The government has set the targets and framework to achieve the same. This now needs to be followed up by implementation. All major private players in the ecosystem have shown interest. Ola, a SoftBank invested company, did a successful pilot run of EVs for its taxi fleet in Nagpur. Major automotive players have their India electric vehicles (EV) launch roadmap in place. With the rapid growth of EVs globally, the costs would move down to make them competitive with conventional vehicles. So, a very rapid growth is certainly a possibility.
The major constraint for EV adoption is building the infrastructure for charging to make the option more acceptable for the customer. This needs concerted effort from governments at both the central and state levels.

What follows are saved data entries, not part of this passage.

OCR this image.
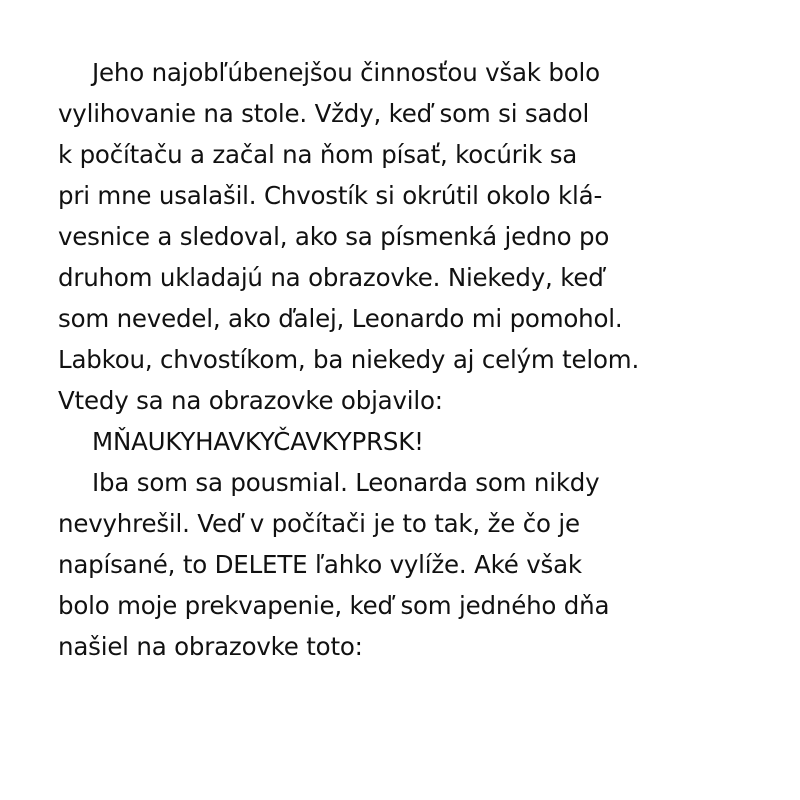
Jeho najobľúbenejšou činnosťou však bolo
vylihovanie na stole. Vždy, keď som si sadol
k počítaču a začal na ňom písať, kocúrik sa
pri mne usalašil. Chvostík si okrútil okolo klá-
vesnice a sledoval, ako sa písmenká jedno po
druhom ukladajú na obrazovke. Niekedy, keď
som nevedel, ako ďalej, Leonardo mi pomohol.
Labkou, chvostíkom, ba niekedy aj celým telom.
Vtedy sa na obrazovke objavilo:
MŇAUKYHAVKYČAVKYPRSK!
Iba som sa pousmial. Leonarda som nikdy
nevyhrešil. Veď v počítači je to tak, že čo je
napísané, to DELETE ľahko vylíže. Aké však
bolo moje prekvapenie, keď som jedného dňa
našiel na obrazovke toto:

With mass adoption of EVs as projected by the government, demand for power would also shoot up by 15 to 20 per cent. It is imperative that all additional demand for power is met by clean energy. Unless the whole chain is made of clean energy, it would defeat the purpose of having eco-friendly transportation.
You have said energy storage costs will drop boosting usage of electric vehicles (EVs). Has there been any movement on the storage front?
Internationally, multiple companies have invested billions in giga-factories for battery storage. The expected advances in technology and economies of scale will help bring down the cost of energy storage globally. Further, it is crucial to bring the manufacturing of batteries to India to make EVs affordable. We see some traction as 'Make in India' covers manufacturing of batteries as well.
The major shift would come as the cost of storage for large scale installations comes down to less than Rs 3 kWh, and it becomes competitive with its alternatives, as it happened in the case of solar. Many applications, like integration of solar or wind and EVs would become viable, and it would grow exponentially thereafter. The government support for 'Make in India' would help achieve this tipping point faster.